Sunday 19 March 2017 11:48 pm

Taxman levies inheritance tax on £5.8bn of shares

Half of all inherited shares were subject to inheritance tax (IHT) according the latest figures, prompting calls for people to manage their personal finances more efficiently.

Around £5.8bn of the £11.7bn of securities passed down were subject to IHT, according to data prepared by HM Revenue & Customs.

Read more: How the taxman benefits from the large growth in millionaires

Experts highlighted money invested in Enterprise Investment Scheme (EIS) and Seed Enterprise Investment Scheme (SEIS) is not subject to IHT if held for more than two years.

“So much of the IHT paid out by those inheriting shares is unnecessary – there are simple steps to take that can lower or completely eliminate IHT liability,” said Kealan Doyle, the chief executive of Symvan Capital.

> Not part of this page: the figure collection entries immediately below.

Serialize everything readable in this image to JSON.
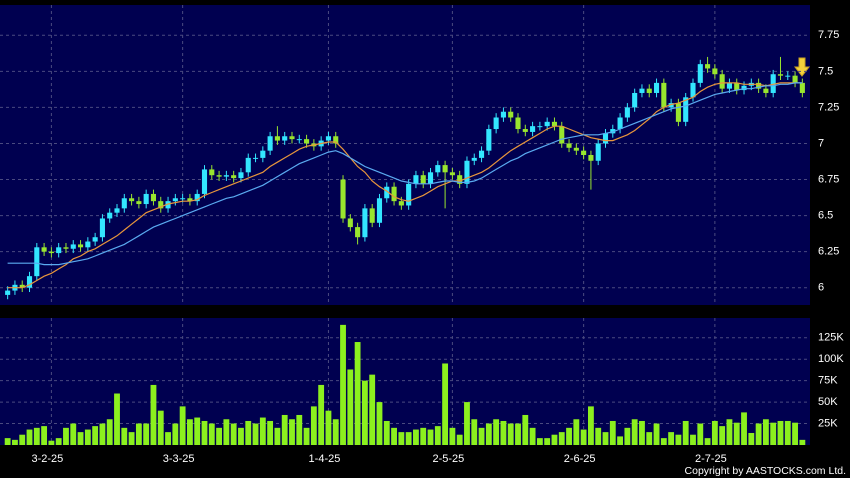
{
  "chart_data": [
    {
      "type": "candlestick",
      "up_color": "#33e6ff",
      "down_color": "#99e62e",
      "grid": true,
      "ylim": [
        5.88,
        7.96
      ],
      "yticks": [
        6,
        6.25,
        6.5,
        6.75,
        7,
        7.25,
        7.5,
        7.75
      ],
      "open": [
        5.95,
        5.98,
        6.02,
        6.0,
        6.08,
        6.28,
        6.25,
        6.24,
        6.28,
        6.27,
        6.3,
        6.28,
        6.32,
        6.35,
        6.48,
        6.52,
        6.55,
        6.62,
        6.6,
        6.58,
        6.65,
        6.6,
        6.55,
        6.6,
        6.62,
        6.62,
        6.6,
        6.65,
        6.82,
        6.78,
        6.77,
        6.78,
        6.76,
        6.8,
        6.9,
        6.9,
        6.95,
        7.05,
        7.02,
        7.05,
        7.03,
        7.03,
        7.0,
        6.98,
        7.02,
        7.05,
        6.75,
        6.48,
        6.42,
        6.35,
        6.55,
        6.45,
        6.62,
        6.7,
        6.6,
        6.57,
        6.72,
        6.78,
        6.72,
        6.8,
        6.85,
        6.8,
        6.78,
        6.72,
        6.88,
        6.9,
        6.95,
        7.1,
        7.18,
        7.22,
        7.18,
        7.1,
        7.08,
        7.12,
        7.12,
        7.15,
        7.12,
        7.0,
        6.97,
        6.95,
        6.92,
        6.88,
        7.0,
        7.07,
        7.1,
        7.18,
        7.25,
        7.35,
        7.38,
        7.35,
        7.42,
        7.25,
        7.28,
        7.15,
        7.32,
        7.42,
        7.55,
        7.52,
        7.48,
        7.38,
        7.42,
        7.37,
        7.4,
        7.42,
        7.38,
        7.35,
        7.48,
        7.47,
        7.47,
        7.42
      ],
      "high": [
        6.01,
        6.05,
        6.05,
        6.11,
        6.31,
        6.31,
        6.28,
        6.31,
        6.31,
        6.33,
        6.33,
        6.35,
        6.38,
        6.51,
        6.55,
        6.58,
        6.65,
        6.65,
        6.63,
        6.68,
        6.68,
        6.63,
        6.63,
        6.65,
        6.65,
        6.65,
        6.68,
        6.85,
        6.85,
        6.81,
        6.81,
        6.81,
        6.83,
        6.93,
        6.93,
        6.98,
        7.08,
        7.12,
        7.08,
        7.08,
        7.06,
        7.06,
        7.03,
        7.05,
        7.08,
        7.08,
        6.78,
        6.51,
        6.45,
        6.58,
        6.58,
        6.65,
        6.73,
        6.73,
        6.63,
        6.75,
        6.81,
        6.81,
        6.83,
        6.88,
        6.88,
        6.83,
        6.81,
        6.91,
        6.93,
        6.98,
        7.13,
        7.21,
        7.25,
        7.25,
        7.21,
        7.13,
        7.15,
        7.15,
        7.18,
        7.18,
        7.15,
        7.03,
        7.0,
        6.98,
        6.95,
        7.03,
        7.1,
        7.13,
        7.21,
        7.28,
        7.38,
        7.41,
        7.41,
        7.45,
        7.45,
        7.31,
        7.31,
        7.35,
        7.45,
        7.58,
        7.6,
        7.55,
        7.51,
        7.45,
        7.45,
        7.43,
        7.45,
        7.45,
        7.41,
        7.51,
        7.6,
        7.5,
        7.5,
        7.45
      ],
      "low": [
        5.92,
        5.95,
        5.97,
        5.97,
        6.05,
        6.22,
        6.21,
        6.21,
        6.24,
        6.24,
        6.25,
        6.25,
        6.29,
        6.32,
        6.45,
        6.49,
        6.52,
        6.57,
        6.55,
        6.55,
        6.57,
        6.52,
        6.52,
        6.57,
        6.59,
        6.57,
        6.57,
        6.62,
        6.75,
        6.74,
        6.74,
        6.73,
        6.73,
        6.77,
        6.87,
        6.87,
        6.92,
        6.99,
        6.99,
        7.0,
        7.0,
        6.97,
        6.95,
        6.95,
        6.99,
        6.97,
        6.45,
        6.39,
        6.3,
        6.32,
        6.42,
        6.42,
        6.59,
        6.57,
        6.54,
        6.54,
        6.69,
        6.69,
        6.69,
        6.77,
        6.55,
        6.75,
        6.69,
        6.69,
        6.85,
        6.87,
        6.92,
        7.07,
        7.15,
        7.15,
        7.07,
        7.05,
        7.05,
        7.09,
        7.09,
        7.09,
        6.97,
        6.94,
        6.92,
        6.89,
        6.68,
        6.85,
        6.97,
        7.04,
        7.07,
        7.15,
        7.22,
        7.32,
        7.32,
        7.32,
        7.22,
        7.22,
        7.12,
        7.12,
        7.29,
        7.39,
        7.49,
        7.45,
        7.35,
        7.35,
        7.34,
        7.34,
        7.37,
        7.35,
        7.32,
        7.32,
        7.44,
        7.44,
        7.39,
        7.32
      ],
      "close": [
        5.98,
        6.02,
        6.0,
        6.08,
        6.28,
        6.25,
        6.24,
        6.28,
        6.27,
        6.3,
        6.28,
        6.32,
        6.35,
        6.48,
        6.52,
        6.55,
        6.62,
        6.6,
        6.58,
        6.65,
        6.6,
        6.55,
        6.6,
        6.62,
        6.62,
        6.6,
        6.65,
        6.82,
        6.78,
        6.77,
        6.78,
        6.76,
        6.8,
        6.9,
        6.9,
        6.95,
        7.05,
        7.02,
        7.05,
        7.03,
        7.03,
        7.0,
        6.98,
        7.02,
        7.05,
        7.0,
        6.48,
        6.42,
        6.35,
        6.55,
        6.45,
        6.62,
        6.7,
        6.6,
        6.57,
        6.72,
        6.78,
        6.72,
        6.8,
        6.85,
        6.8,
        6.78,
        6.72,
        6.88,
        6.9,
        6.95,
        7.1,
        7.18,
        7.22,
        7.18,
        7.1,
        7.08,
        7.12,
        7.12,
        7.15,
        7.12,
        7.0,
        6.97,
        6.95,
        6.92,
        6.88,
        7.0,
        7.07,
        7.1,
        7.18,
        7.25,
        7.35,
        7.38,
        7.35,
        7.42,
        7.25,
        7.28,
        7.15,
        7.32,
        7.42,
        7.55,
        7.52,
        7.48,
        7.38,
        7.42,
        7.37,
        7.4,
        7.42,
        7.38,
        7.35,
        7.48,
        7.47,
        7.47,
        7.42,
        7.35
      ],
      "series": [
        {
          "color": "#e8963c",
          "values": [
            6.0,
            6.0,
            6.0,
            6.02,
            6.05,
            6.08,
            6.1,
            6.13,
            6.16,
            6.2,
            6.22,
            6.25,
            6.27,
            6.3,
            6.33,
            6.36,
            6.4,
            6.44,
            6.48,
            6.52,
            6.54,
            6.56,
            6.58,
            6.59,
            6.6,
            6.6,
            6.61,
            6.64,
            6.66,
            6.68,
            6.7,
            6.72,
            6.74,
            6.76,
            6.78,
            6.8,
            6.84,
            6.87,
            6.9,
            6.93,
            6.96,
            6.98,
            6.99,
            7.0,
            7.01,
            7.01,
            6.96,
            6.9,
            6.84,
            6.8,
            6.74,
            6.7,
            6.67,
            6.63,
            6.61,
            6.6,
            6.62,
            6.64,
            6.67,
            6.7,
            6.72,
            6.74,
            6.74,
            6.76,
            6.78,
            6.8,
            6.83,
            6.87,
            6.91,
            6.95,
            6.98,
            7.01,
            7.04,
            7.07,
            7.1,
            7.12,
            7.12,
            7.1,
            7.08,
            7.06,
            7.04,
            7.03,
            7.02,
            7.02,
            7.04,
            7.06,
            7.09,
            7.13,
            7.17,
            7.22,
            7.25,
            7.27,
            7.28,
            7.3,
            7.32,
            7.36,
            7.39,
            7.41,
            7.42,
            7.42,
            7.42,
            7.41,
            7.41,
            7.41,
            7.4,
            7.41,
            7.42,
            7.42,
            7.42,
            7.42
          ]
        },
        {
          "color": "#5aaaf0",
          "values": [
            6.17,
            6.17,
            6.17,
            6.17,
            6.17,
            6.16,
            6.16,
            6.16,
            6.17,
            6.18,
            6.19,
            6.2,
            6.22,
            6.24,
            6.26,
            6.28,
            6.3,
            6.33,
            6.36,
            6.39,
            6.42,
            6.44,
            6.46,
            6.48,
            6.5,
            6.52,
            6.54,
            6.56,
            6.58,
            6.6,
            6.62,
            6.63,
            6.65,
            6.67,
            6.69,
            6.71,
            6.74,
            6.77,
            6.8,
            6.83,
            6.86,
            6.88,
            6.9,
            6.92,
            6.94,
            6.95,
            6.93,
            6.9,
            6.87,
            6.84,
            6.82,
            6.8,
            6.78,
            6.76,
            6.74,
            6.73,
            6.72,
            6.72,
            6.72,
            6.73,
            6.74,
            6.74,
            6.73,
            6.73,
            6.74,
            6.76,
            6.79,
            6.82,
            6.85,
            6.88,
            6.9,
            6.93,
            6.95,
            6.97,
            6.99,
            7.01,
            7.03,
            7.04,
            7.05,
            7.06,
            7.06,
            7.06,
            7.07,
            7.08,
            7.1,
            7.12,
            7.14,
            7.16,
            7.18,
            7.2,
            7.22,
            7.24,
            7.25,
            7.26,
            7.28,
            7.3,
            7.32,
            7.34,
            7.35,
            7.36,
            7.37,
            7.38,
            7.38,
            7.39,
            7.4,
            7.4,
            7.41,
            7.41,
            7.42,
            7.42
          ]
        }
      ]
    },
    {
      "type": "bar",
      "color": "#8cf01e",
      "grid": true,
      "ylim": [
        0,
        148000
      ],
      "yticks": [
        {
          "value": 25000,
          "label": "25K"
        },
        {
          "value": 50000,
          "label": "50K"
        },
        {
          "value": 75000,
          "label": "75K"
        },
        {
          "value": 100000,
          "label": "100K"
        },
        {
          "value": 125000,
          "label": "125K"
        }
      ],
      "categories": [
        null,
        null,
        null,
        null,
        null,
        null,
        "3-2-25",
        null,
        null,
        null,
        null,
        null,
        null,
        null,
        null,
        null,
        null,
        null,
        null,
        null,
        null,
        null,
        null,
        null,
        "3-3-25",
        null,
        null,
        null,
        null,
        null,
        null,
        null,
        null,
        null,
        null,
        null,
        null,
        null,
        null,
        null,
        null,
        null,
        null,
        null,
        "1-4-25",
        null,
        null,
        null,
        null,
        null,
        null,
        null,
        null,
        null,
        null,
        null,
        null,
        null,
        null,
        null,
        null,
        "2-5-25",
        null,
        null,
        null,
        null,
        null,
        null,
        null,
        null,
        null,
        null,
        null,
        null,
        null,
        null,
        null,
        null,
        null,
        "2-6-25",
        null,
        null,
        null,
        null,
        null,
        null,
        null,
        null,
        null,
        null,
        null,
        null,
        null,
        null,
        null,
        null,
        null,
        "2-7-25",
        null,
        null,
        null,
        null,
        null,
        null,
        null,
        null,
        null,
        null,
        null,
        null
      ],
      "values": [
        8000,
        6000,
        12000,
        18000,
        20000,
        22000,
        5000,
        8000,
        20000,
        25000,
        15000,
        18000,
        22000,
        25000,
        30000,
        60000,
        20000,
        15000,
        25000,
        25000,
        70000,
        40000,
        15000,
        25000,
        45000,
        30000,
        32000,
        28000,
        25000,
        20000,
        30000,
        25000,
        20000,
        28000,
        25000,
        32000,
        28000,
        20000,
        35000,
        30000,
        35000,
        20000,
        45000,
        70000,
        40000,
        30000,
        140000,
        88000,
        120000,
        75000,
        82000,
        50000,
        28000,
        20000,
        15000,
        15000,
        18000,
        20000,
        18000,
        22000,
        95000,
        20000,
        12000,
        50000,
        30000,
        20000,
        25000,
        30000,
        28000,
        25000,
        25000,
        35000,
        20000,
        8000,
        8000,
        12000,
        15000,
        20000,
        30000,
        18000,
        45000,
        20000,
        15000,
        28000,
        10000,
        20000,
        30000,
        28000,
        15000,
        25000,
        8000,
        15000,
        12000,
        28000,
        12000,
        25000,
        8000,
        28000,
        22000,
        30000,
        26000,
        38000,
        14000,
        25000,
        30000,
        26000,
        28000,
        28000,
        26000,
        6000
      ]
    }
  ],
  "copyright": "Copyright by AASTOCKS.com Ltd."
}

EIS are gaining popularity among wealthier individuals due to the ability to invest up to £1m per annum, reclaim 30 per cent of the cost of investments against income tax bills and not pay capital gains tax on investments after three years.

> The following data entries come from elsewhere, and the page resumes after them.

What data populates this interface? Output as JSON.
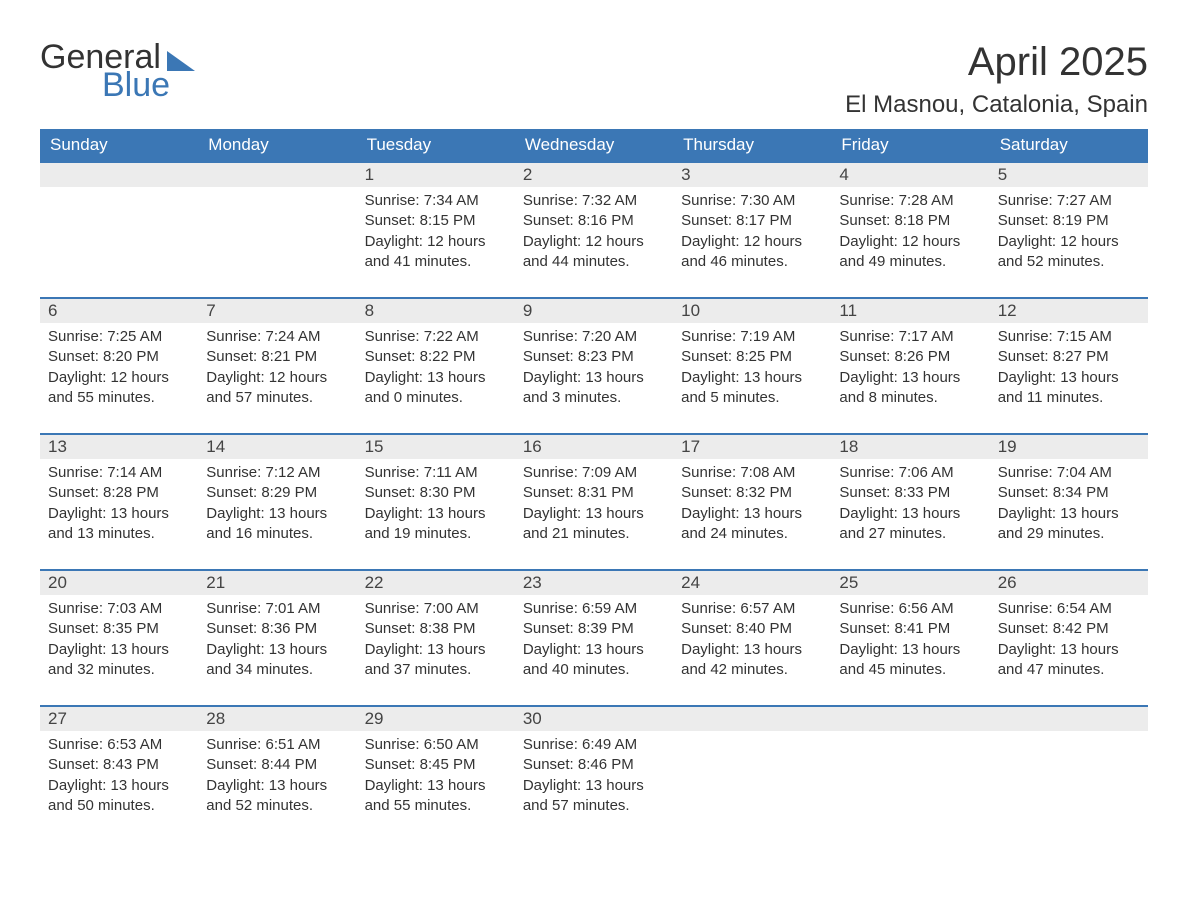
{
  "logo": {
    "line1": "General",
    "line2": "Blue"
  },
  "title": "April 2025",
  "location": "El Masnou, Catalonia, Spain",
  "colors": {
    "header_bg": "#3b77b5",
    "header_text": "#ffffff",
    "daynum_bg": "#ececec",
    "week_border": "#3b77b5",
    "text": "#333333",
    "page_bg": "#ffffff"
  },
  "days_of_week": [
    "Sunday",
    "Monday",
    "Tuesday",
    "Wednesday",
    "Thursday",
    "Friday",
    "Saturday"
  ],
  "weeks": [
    [
      null,
      null,
      {
        "n": "1",
        "sunrise": "7:34 AM",
        "sunset": "8:15 PM",
        "dl": "12 hours and 41 minutes."
      },
      {
        "n": "2",
        "sunrise": "7:32 AM",
        "sunset": "8:16 PM",
        "dl": "12 hours and 44 minutes."
      },
      {
        "n": "3",
        "sunrise": "7:30 AM",
        "sunset": "8:17 PM",
        "dl": "12 hours and 46 minutes."
      },
      {
        "n": "4",
        "sunrise": "7:28 AM",
        "sunset": "8:18 PM",
        "dl": "12 hours and 49 minutes."
      },
      {
        "n": "5",
        "sunrise": "7:27 AM",
        "sunset": "8:19 PM",
        "dl": "12 hours and 52 minutes."
      }
    ],
    [
      {
        "n": "6",
        "sunrise": "7:25 AM",
        "sunset": "8:20 PM",
        "dl": "12 hours and 55 minutes."
      },
      {
        "n": "7",
        "sunrise": "7:24 AM",
        "sunset": "8:21 PM",
        "dl": "12 hours and 57 minutes."
      },
      {
        "n": "8",
        "sunrise": "7:22 AM",
        "sunset": "8:22 PM",
        "dl": "13 hours and 0 minutes."
      },
      {
        "n": "9",
        "sunrise": "7:20 AM",
        "sunset": "8:23 PM",
        "dl": "13 hours and 3 minutes."
      },
      {
        "n": "10",
        "sunrise": "7:19 AM",
        "sunset": "8:25 PM",
        "dl": "13 hours and 5 minutes."
      },
      {
        "n": "11",
        "sunrise": "7:17 AM",
        "sunset": "8:26 PM",
        "dl": "13 hours and 8 minutes."
      },
      {
        "n": "12",
        "sunrise": "7:15 AM",
        "sunset": "8:27 PM",
        "dl": "13 hours and 11 minutes."
      }
    ],
    [
      {
        "n": "13",
        "sunrise": "7:14 AM",
        "sunset": "8:28 PM",
        "dl": "13 hours and 13 minutes."
      },
      {
        "n": "14",
        "sunrise": "7:12 AM",
        "sunset": "8:29 PM",
        "dl": "13 hours and 16 minutes."
      },
      {
        "n": "15",
        "sunrise": "7:11 AM",
        "sunset": "8:30 PM",
        "dl": "13 hours and 19 minutes."
      },
      {
        "n": "16",
        "sunrise": "7:09 AM",
        "sunset": "8:31 PM",
        "dl": "13 hours and 21 minutes."
      },
      {
        "n": "17",
        "sunrise": "7:08 AM",
        "sunset": "8:32 PM",
        "dl": "13 hours and 24 minutes."
      },
      {
        "n": "18",
        "sunrise": "7:06 AM",
        "sunset": "8:33 PM",
        "dl": "13 hours and 27 minutes."
      },
      {
        "n": "19",
        "sunrise": "7:04 AM",
        "sunset": "8:34 PM",
        "dl": "13 hours and 29 minutes."
      }
    ],
    [
      {
        "n": "20",
        "sunrise": "7:03 AM",
        "sunset": "8:35 PM",
        "dl": "13 hours and 32 minutes."
      },
      {
        "n": "21",
        "sunrise": "7:01 AM",
        "sunset": "8:36 PM",
        "dl": "13 hours and 34 minutes."
      },
      {
        "n": "22",
        "sunrise": "7:00 AM",
        "sunset": "8:38 PM",
        "dl": "13 hours and 37 minutes."
      },
      {
        "n": "23",
        "sunrise": "6:59 AM",
        "sunset": "8:39 PM",
        "dl": "13 hours and 40 minutes."
      },
      {
        "n": "24",
        "sunrise": "6:57 AM",
        "sunset": "8:40 PM",
        "dl": "13 hours and 42 minutes."
      },
      {
        "n": "25",
        "sunrise": "6:56 AM",
        "sunset": "8:41 PM",
        "dl": "13 hours and 45 minutes."
      },
      {
        "n": "26",
        "sunrise": "6:54 AM",
        "sunset": "8:42 PM",
        "dl": "13 hours and 47 minutes."
      }
    ],
    [
      {
        "n": "27",
        "sunrise": "6:53 AM",
        "sunset": "8:43 PM",
        "dl": "13 hours and 50 minutes."
      },
      {
        "n": "28",
        "sunrise": "6:51 AM",
        "sunset": "8:44 PM",
        "dl": "13 hours and 52 minutes."
      },
      {
        "n": "29",
        "sunrise": "6:50 AM",
        "sunset": "8:45 PM",
        "dl": "13 hours and 55 minutes."
      },
      {
        "n": "30",
        "sunrise": "6:49 AM",
        "sunset": "8:46 PM",
        "dl": "13 hours and 57 minutes."
      },
      null,
      null,
      null
    ]
  ],
  "labels": {
    "sunrise": "Sunrise: ",
    "sunset": "Sunset: ",
    "daylight": "Daylight: "
  }
}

Symvan said £1.8bn was invested in EIS in the most recent numbers, which is the highest on record.

Read more: Smart investments: Look beyond pensions and Isas to VCTs and EIS

“The EIS and SEIS schemes are a win both for taxpayers and for small businesses. Individuals gain both a range of substantial tax advantages, and the opportunity to invest in high-quality, high-growth businesses," said Doyle.

"At the same time, small businesses get access to long-term investment that has been in much shorter supply since the credit crunch.”